Would be four stars, except that it wasn't quite what I was expecting. It's a very interesting narrative history of the Kingdom of Jerusalem (and the counties of Antioch and Edessa), with a real focus on the states themselves, rather than the more famous episodes of the 1st and 3rd crusades. But I got the impression it would focus more on the government and economy of the states, rather than being just a narrative history, hence only giving 3 stars.
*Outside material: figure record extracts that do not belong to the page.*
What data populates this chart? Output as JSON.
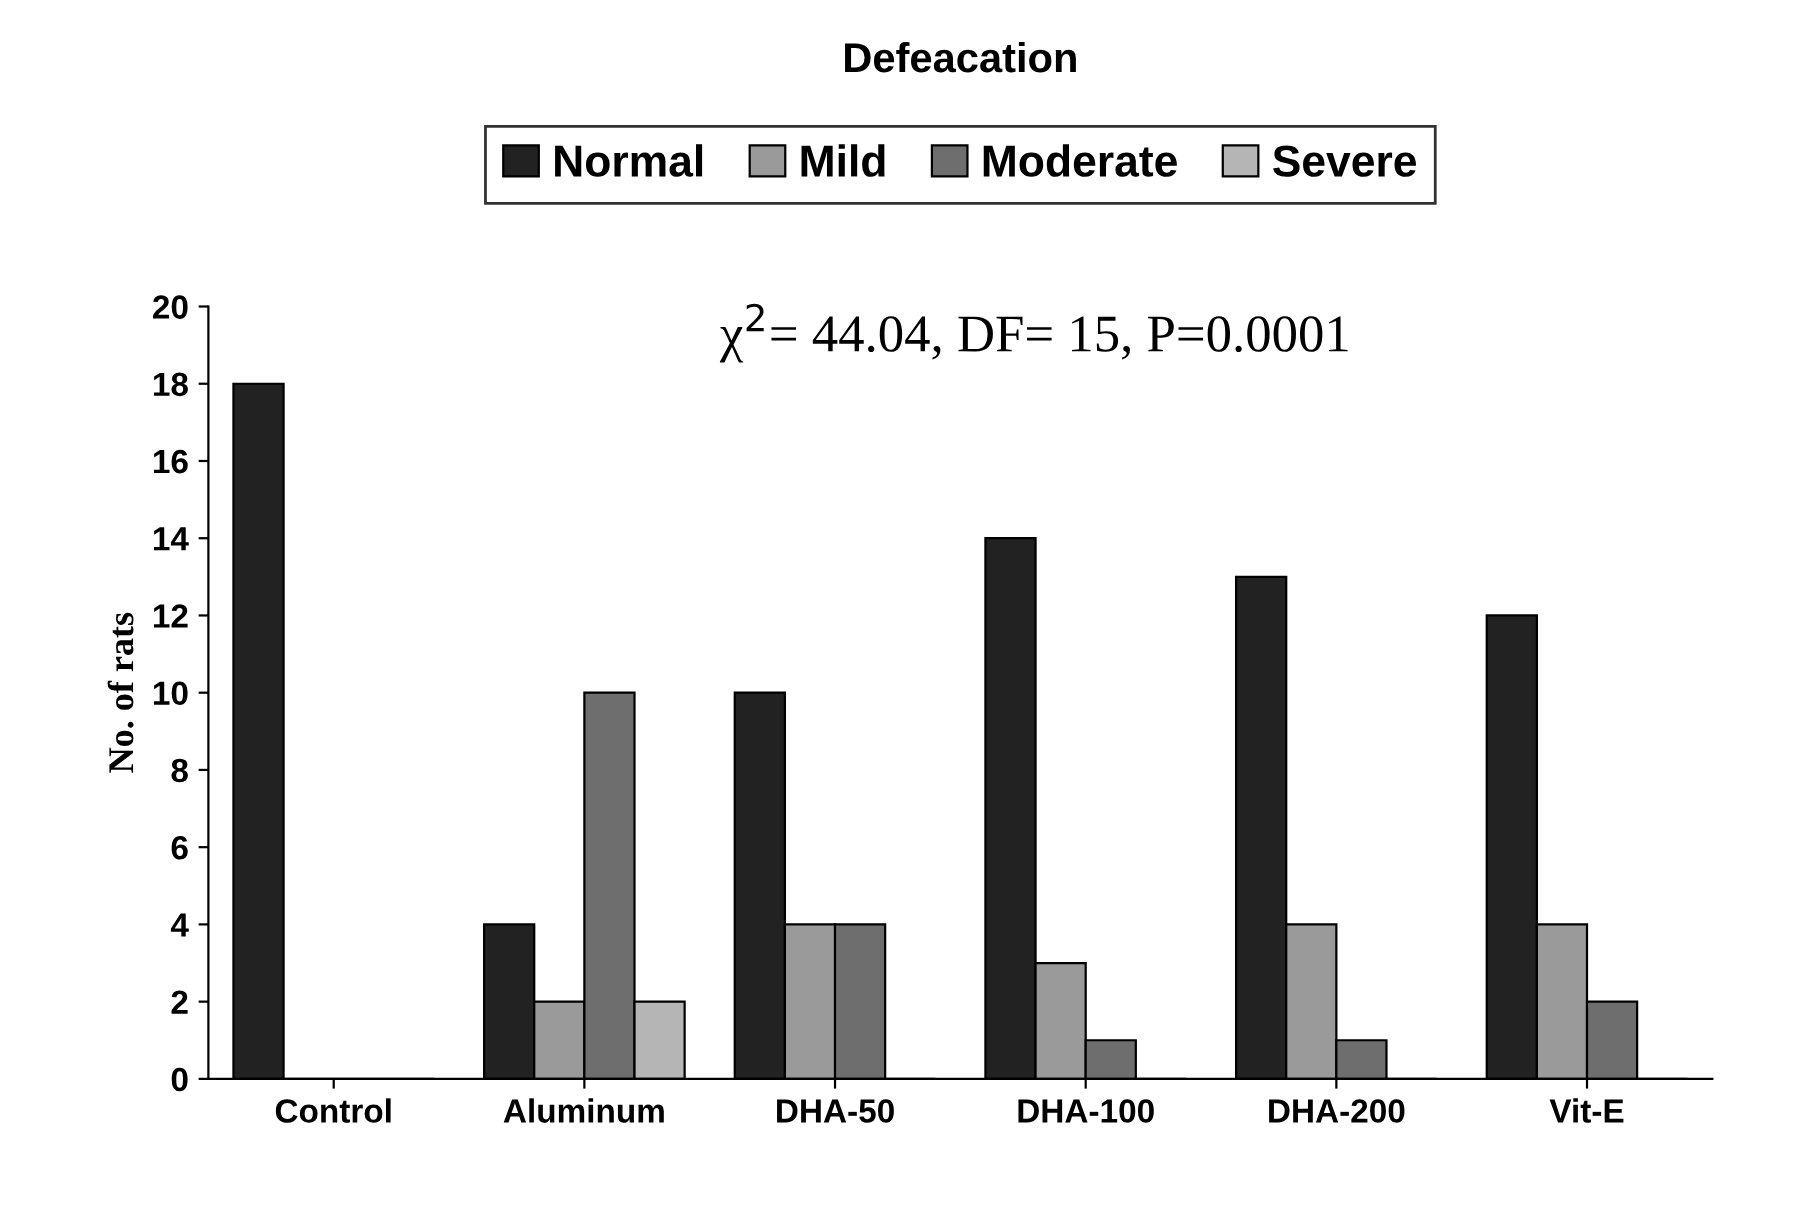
{
  "chart_data": {
    "type": "bar",
    "title": "Defeacation",
    "ylabel": "No. of rats",
    "categories": [
      "Control",
      "Aluminum",
      "DHA-50",
      "DHA-100",
      "DHA-200",
      "Vit-E"
    ],
    "series": [
      {
        "name": "Normal",
        "color": "#222222",
        "values": [
          18,
          4,
          10,
          14,
          13,
          12
        ]
      },
      {
        "name": "Mild",
        "color": "#9a9a9a",
        "values": [
          0,
          2,
          4,
          3,
          4,
          4
        ]
      },
      {
        "name": "Moderate",
        "color": "#6e6e6e",
        "values": [
          0,
          10,
          4,
          1,
          1,
          2
        ]
      },
      {
        "name": "Severe",
        "color": "#b5b5b5",
        "values": [
          0,
          2,
          0,
          0,
          0,
          0
        ]
      }
    ],
    "ylim": [
      0,
      20
    ],
    "yticks": [
      0,
      2,
      4,
      6,
      8,
      10,
      12,
      14,
      16,
      18,
      20
    ],
    "annotations": [
      "χ$^{2}$= 44.04, DF= 15, P=0.0001"
    ],
    "legend": "top",
    "grid": false
  }
}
I was looking forward to reading this book but was seriously disappointed when I finally did. The author took a fascinating subject and turned it into an endless list of names and events mentioned in passing with little analysis to connect them together. I would recommend reading another book about the Crusades.
I read 1/3 of this. It wasn't that you couldn't see the forest for the trees, it was that there was no forest at all.... Like other reviewers, it sometimes seemed to me to be a list of names ("trees") with no larger story ("forest"). I really kept trying, thinking that maybe I wasn't concentrating enough so I was losing track of the actors. But I finally gave up this morning.